In a quick developer-led demo at a pre-E3 event, we got to see how Ubisoft aims to accomplish its goal. As Shaun skateboarded around the grayed-out city of New Harmony, he (or the player's custom skater) can spread "influence" around, and turn a place oppressed by the evil skateboard-hating Ministry into a world full of colorful half-pipes and rails, custom-designed by the player in real time. The premise is interesting, but will it work?
Unfortunately, I didn't get to play the game hands-on, and with a skateboarding game that's the key. Moves have to feel right, which is why the old Tony Hawk series was so popular and why Skate's dual stick gestures are currently ruling the roost. So until we get a chance to actually play the game, we won't yet have a verdict on whether Shaun White Skateboarding pulls an Armadillo or falls flat on its face.

But I did get to see the game's "shaping" mechanic in action. As you skate around the world, color returns to the streets, and in certain places you can grind right off a rail into midair, drawing a colorful pipe as you go. You can lead that pipe anywhere you want in the level (though the length is limited), so you can raise it up to reach higher parts of the world, or spread it out to connect trick lines together. You can draw or redraw a pipe at any time, and once it's drawn, that pipe works like any other grinding surface in the world.


"We wanted to teach the player how skateboarders see opportunities for tricks in the world around them," an Ubisoft representative told us. There are also ramps throughout the game that can be "shaped" up or down to reach hidden areas, and halfpipes can be created right out of the ground.
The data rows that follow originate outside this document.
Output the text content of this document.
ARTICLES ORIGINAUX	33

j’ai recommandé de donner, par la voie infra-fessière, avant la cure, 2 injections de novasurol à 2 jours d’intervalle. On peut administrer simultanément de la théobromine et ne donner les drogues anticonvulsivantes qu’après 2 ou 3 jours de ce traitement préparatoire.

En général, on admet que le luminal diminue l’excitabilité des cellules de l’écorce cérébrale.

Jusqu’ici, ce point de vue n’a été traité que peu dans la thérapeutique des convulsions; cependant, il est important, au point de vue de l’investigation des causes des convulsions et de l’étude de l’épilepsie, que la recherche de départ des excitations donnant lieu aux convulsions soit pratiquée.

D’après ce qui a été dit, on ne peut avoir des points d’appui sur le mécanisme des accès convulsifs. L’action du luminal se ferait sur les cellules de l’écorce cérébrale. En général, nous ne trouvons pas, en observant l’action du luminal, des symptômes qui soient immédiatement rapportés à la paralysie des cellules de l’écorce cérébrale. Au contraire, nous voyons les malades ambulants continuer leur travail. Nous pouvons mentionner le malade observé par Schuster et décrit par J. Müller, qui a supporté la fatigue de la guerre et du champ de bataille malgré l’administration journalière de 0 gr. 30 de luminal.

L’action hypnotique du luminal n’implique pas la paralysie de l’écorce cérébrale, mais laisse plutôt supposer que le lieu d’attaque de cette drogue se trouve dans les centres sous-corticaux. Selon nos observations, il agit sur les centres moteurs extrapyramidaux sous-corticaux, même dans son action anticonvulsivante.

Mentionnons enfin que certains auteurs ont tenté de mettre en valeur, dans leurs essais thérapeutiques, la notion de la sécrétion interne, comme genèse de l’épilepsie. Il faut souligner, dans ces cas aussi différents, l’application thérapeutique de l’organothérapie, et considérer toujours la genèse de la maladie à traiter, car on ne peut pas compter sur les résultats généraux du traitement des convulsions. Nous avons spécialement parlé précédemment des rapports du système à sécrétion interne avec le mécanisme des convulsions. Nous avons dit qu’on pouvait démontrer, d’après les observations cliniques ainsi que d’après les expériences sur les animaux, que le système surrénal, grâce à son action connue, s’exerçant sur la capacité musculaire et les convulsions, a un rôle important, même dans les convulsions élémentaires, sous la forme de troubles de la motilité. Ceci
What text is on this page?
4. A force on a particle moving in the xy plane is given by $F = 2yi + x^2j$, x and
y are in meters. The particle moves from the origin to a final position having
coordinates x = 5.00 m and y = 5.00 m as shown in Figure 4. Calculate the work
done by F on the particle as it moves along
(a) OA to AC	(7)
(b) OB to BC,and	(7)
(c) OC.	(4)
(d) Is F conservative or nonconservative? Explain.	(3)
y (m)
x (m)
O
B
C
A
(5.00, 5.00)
The skater will also be able to shape the world in other ways, too -- one part of the demo had Shawn doing a long trick across a Ministry building, which then collapsed in on itself, leaving a multi-level skate park in its wake.

The "shaping" mechanic will play in the game's "hundred-plus challenges," with some goals requiring you to time-attack a certain area (requiring the world to be shaped for speed), and some asking you to reach hidden items or create a high-scoring line. You'll progress by slowly opening up the world piece by piece, though I only got to see one small open area during the demo.

I was also told that "there will be multiplayer," but when I asked if players might be able to show off their creations in some way, the representative remained cryptic and only added that such an idea "sounds good."

It's far too early to tell whether Shaun White can match wheels with Tony Hawk and Coach Frank in the skating genre. The shaping mechanic does make for an interesting idea, but we'll have to wait and see how the game plays at E3 next month.